Forever -- I actually wasn't planning to watch this, but it's on the channel where I usually watch the news, so I was turning there after Sleepy Hollow because the local news was coming on that station and I loathe their news team. I was avoiding pain by changing the channel rapidly to the station I'd want to be on the next time I turned on the TV, and there was our lovely Horatio Hornblower, all grown up, so I kept it on until I finished the row I was knitting, just to listen to his voice doing narration. And then I started another row. I kept saying I was going to turn it off and go to bed, but I ended up watching the whole show. This is yet another Immortal in the City show, but at least he's not a vampire, and I've liked the non-vampire takes on the trope, which never seem to last (like New Amsterdam from a few years ago). In this case, he was a doctor on a slave ship who refused to throw an ill man overboard and got sent overboard himself (something I found mildly amusing, since Ioan Gruffudd played William Wilberforce, one of the people behind ending Britain's slave trade, in the movie Amazing Grace, so it's an odd little bit of typecasting). Only he didn't die, and now he can't die permanently. Every time he gets killed, he finds himself in water, alive again. Now, a couple of hundred years later, he's obsessed with studying death and is currently working as a medical examiner. This show is mostly a collection of the tropes we've come to expect from this sort of thing -- the close friendship with an older man who seems fatherly to him but who is more of a son (though the revelation of the real relationship was actually rather surprising and touching); the vast knowledge base because of being alive for so long; the likely to become romantic relationship with the cop who may be closing in on his secret. The thing is, though, that I like those tropes, which may make this something I end up enjoying. The problem is that the regular timeslot is going to be a killer and I'm never home then, so I'll have to catch this OnDemand. It may fall into my Sunday-afternoon comfort TV slot, or may go in the pre-Grimm slot to make my own Friday-night paranormal lineup.

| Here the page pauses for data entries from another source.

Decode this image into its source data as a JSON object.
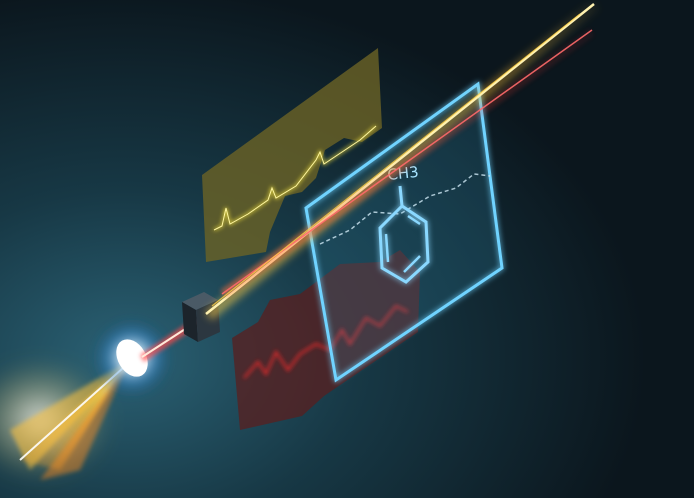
{
  "scene": {
    "description_free": true,
    "molecule": {
      "label": "CH3",
      "structure": "benzene-ring"
    },
    "colors": {
      "background_dark": "#0c1820",
      "background_teal": "#1f4d5e",
      "beam_yellow": "#ffd24a",
      "beam_red": "#ff3b3b",
      "panel_yellow": "#6b6326",
      "panel_red": "#5a1f1f",
      "panel_cyan": "#6fd3ff",
      "spectrum_yellow": "#f4e23a",
      "spectrum_red": "#ff2a2a"
    },
    "icons": [
      "crystal-icon",
      "laser-source-icon",
      "benzene-molecule-icon"
    ]
  }
}
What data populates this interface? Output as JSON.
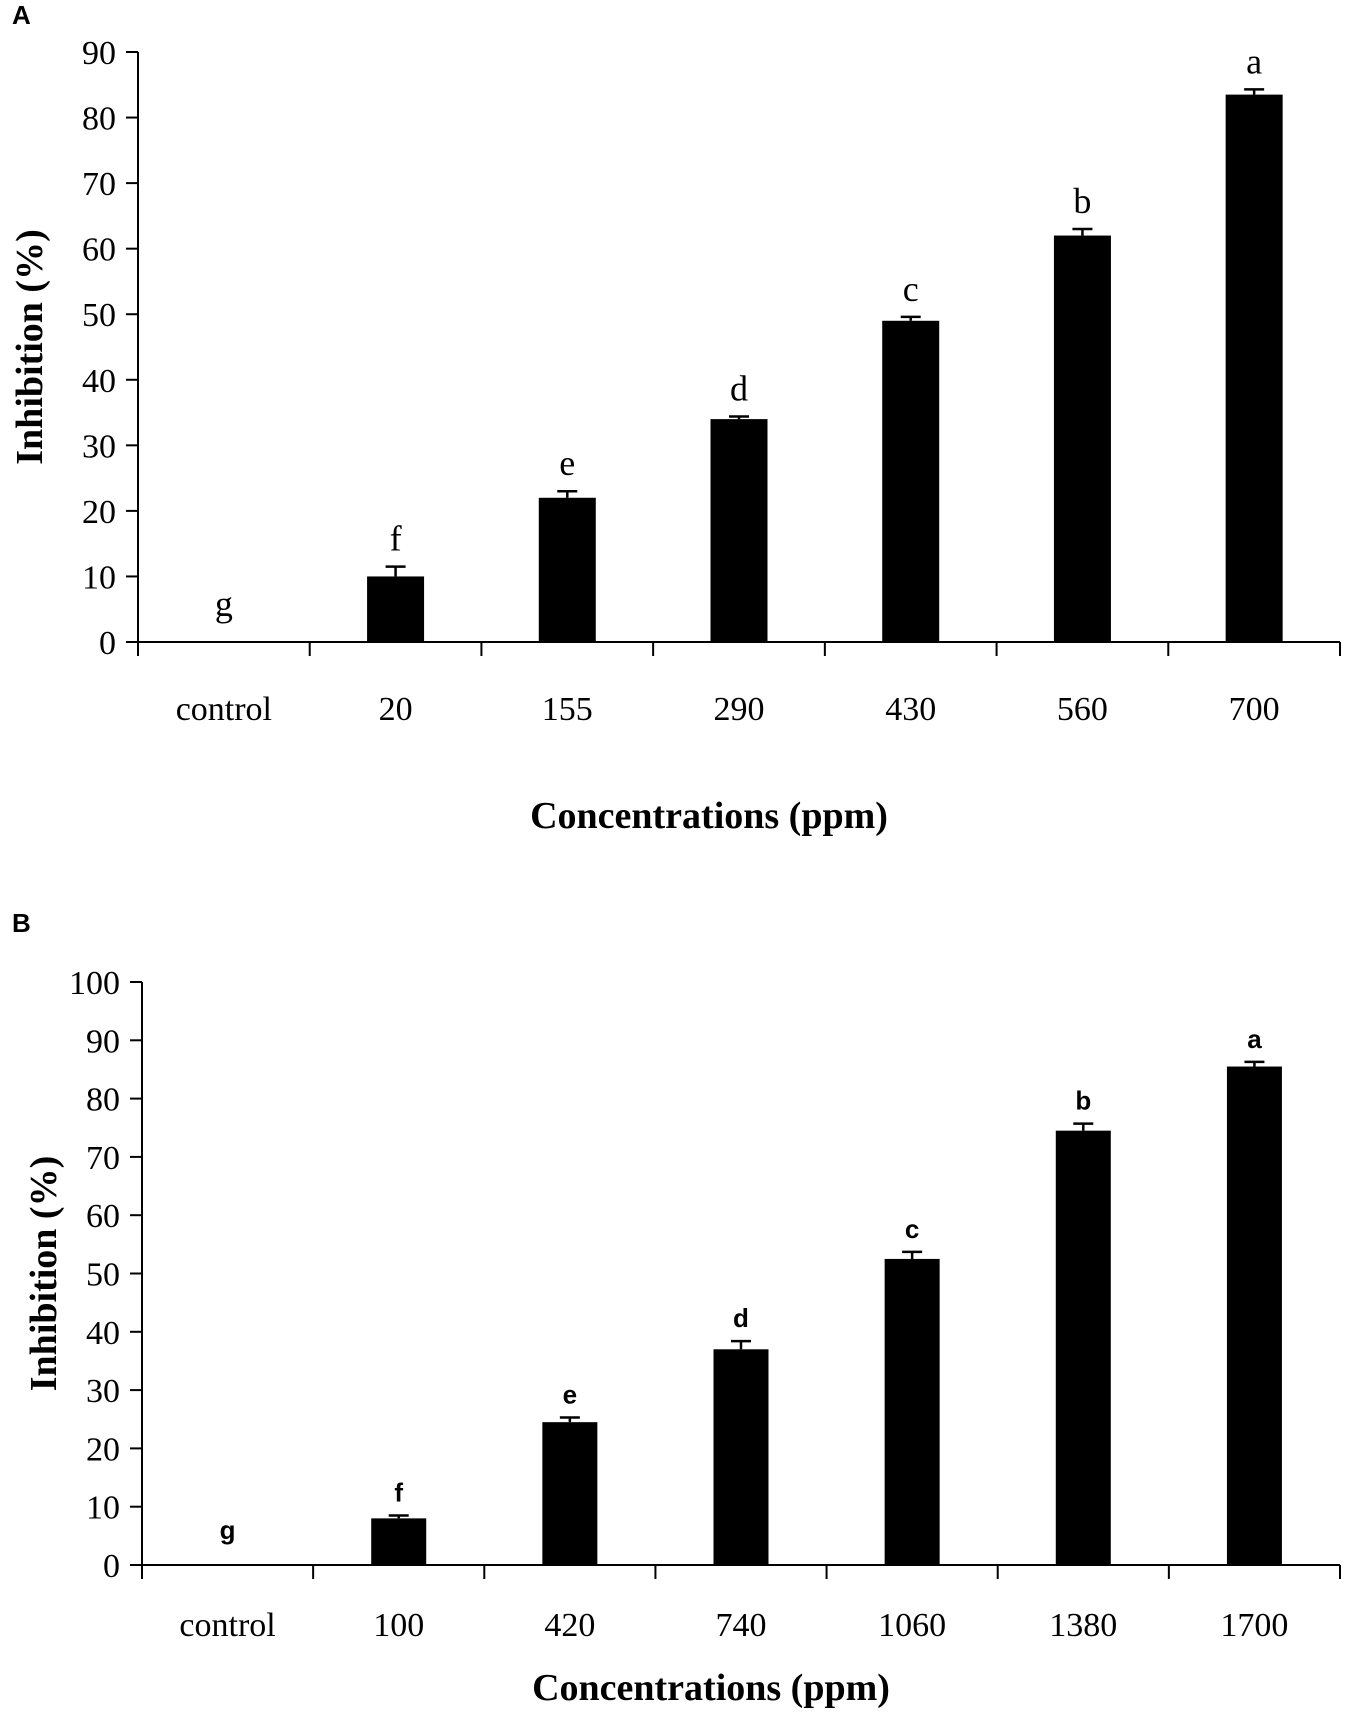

Tonight, I should be able to watch NCIS before ballet. The New Orleans spinoff was extremely annoying when they did the backdoor pilot episode for it, so I suspect I'll be skipping that one. I won't be home anyway, but I doubt I'll make any effort to watch it later. Then I'll have to decide what to watch OnDemand after choir Wednesday night, since Chicago Fire, Person of Interest and Forever are all in that late Tuesday slot that I'm now missing due to the later dance class. I think I'm most interested in seeing what happens next on Person of Interest (and the resident Mary Sue on Chicago Fire was already getting on my nerves, so that show is close to being struck off the list entirely), so that may go higher on the priority list.